Dust can be the bane of any good housekeeper or computer technician. However, it is an important building block for stars and planets, and astronomers need to understand how cosmic dust forms over time. This understanding is an integral step in figuring out the evolution of galaxies and the stars and planets that they’re made of.

Assistant professor Steven Finkelstein, of the University of Texas at Austin, and his colleagues are conducting one of the largest Hubble Space Telescope projects to date called CANDELS: the Cosmic Assembly Near-infrared Deep Extragalactic Legacy Survey. They are studying dust in thousands of galaxies over a wide range of cosmic time. Preliminary results have been published in a recent issue of The Astrophysical Journal.

“We don’t yet understand how galaxies build up their dust reservoirs,” Finkelstein said. “We know that dust builds up through time, but exactly when the formation of dust begins is unknown.”
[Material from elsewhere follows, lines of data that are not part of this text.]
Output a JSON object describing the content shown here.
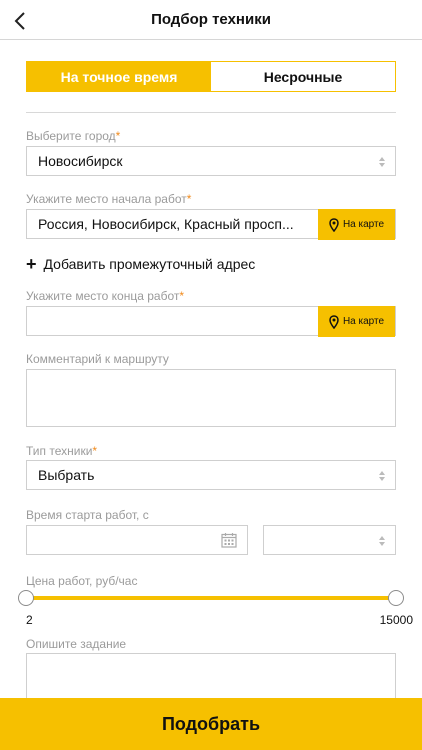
{
  "header": {
    "title": "Подбор техники",
    "back_icon": "chevron-left-icon"
  },
  "tabs": [
    {
      "label": "На точное время",
      "active": true
    },
    {
      "label": "Несрочные",
      "active": false
    }
  ],
  "colors": {
    "accent": "#f6c000",
    "required": "#f08a1c",
    "label": "#9b9b9b",
    "border": "#cfcfcf"
  },
  "form": {
    "city": {
      "label": "Выберите город",
      "required_mark": "*",
      "value": "Новосибирск"
    },
    "start": {
      "label": "Укажите место начала работ",
      "required_mark": "*",
      "value": "Россия, Новосибирск, Красный просп...",
      "map_button": "На карте"
    },
    "add_intermediate": {
      "plus": "+",
      "label": "Добавить промежуточный адрес"
    },
    "end": {
      "label": "Укажите место конца работ",
      "required_mark": "*",
      "value": "",
      "map_button": "На карте"
    },
    "comment": {
      "label": "Комментарий к маршруту",
      "value": ""
    },
    "equipment": {
      "label": "Тип техники",
      "required_mark": "*",
      "value": "Выбрать"
    },
    "start_time": {
      "label": "Время старта работ, с",
      "date_value": "",
      "time_value": ""
    },
    "price": {
      "label": "Цена работ, руб/час",
      "min": "2",
      "max": "15000",
      "range_fraction": [
        0,
        1
      ]
    },
    "task": {
      "label": "Опишите задание",
      "value": ""
    }
  },
  "submit": {
    "label": "Подобрать"
  }
}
The research team is working to bridge that knowledge gap. The astronomers are studying nearly 3,000 galaxies seen between 500 million to 1,500 million years after the Big Bang – a cosmic “drop in the bucket” compared to the 13.7-billion-year age of the universe.

The team is combining the data from their own Hubble observations – over 900 orbits studying distant galaxies with the Wide Field Camera 3 (WFC3) – and data from several other large Hubble galaxy surveys, including Great Observatories Origins Deep Survey (GOODS) and the Hubble Ultra-Deep Field survey.

“We found something we wouldn’t expect,” Finkelstein said. “Although dust can form quickly, I don’t think many people expected galaxies at only 800 million years after the Big Bang to have a lot of dust. These observations caused us to change our thinking.”

Even for the Hubble, studying such ancient, faint galaxies is tricky. Though only a miniscule amount of information is available through the tiny stream of photons they send our way, the color can be determined and this is what the team was after. Galaxy colors offer clues as to how much dust a galaxy contains. A blue galaxy has less dust, while a redder galaxy has more.

The significant levels of heavy metal dust found in these early massive galaxies means they must have been forming stars for a while. Heavy elements were not created in the Big Bang itself, they are built up over time inside stars as they fuse together lighter elements into heavier ones through nuclear fusion. As a massive star runs through all of its nuclear fuel, it explodes as a supernova, spewing these heavy elements into the galaxy and creating the building blocks for the dust which CANDELS is looking for.

“These results are very interesting because they tell us that dust does form at early times,” he said. “This is important because the same elements that compose the dust grains are necessary for the formation of planets. Also, we think that dust is a key component in allowing hydrogen gas to form molecules, which is necessary for star formation.”

The team also found that between 800 million and 1.5 billion years after the Big Bang all galaxies appear to get dusty, not just the massive ones.

“The presence of dust means that a previous generation of stars has lived and died. So, when we can peer back to even farther later this decade with JWST [the James Webb Space Telescope], there should be a lot for us to see!” Finkelstein said.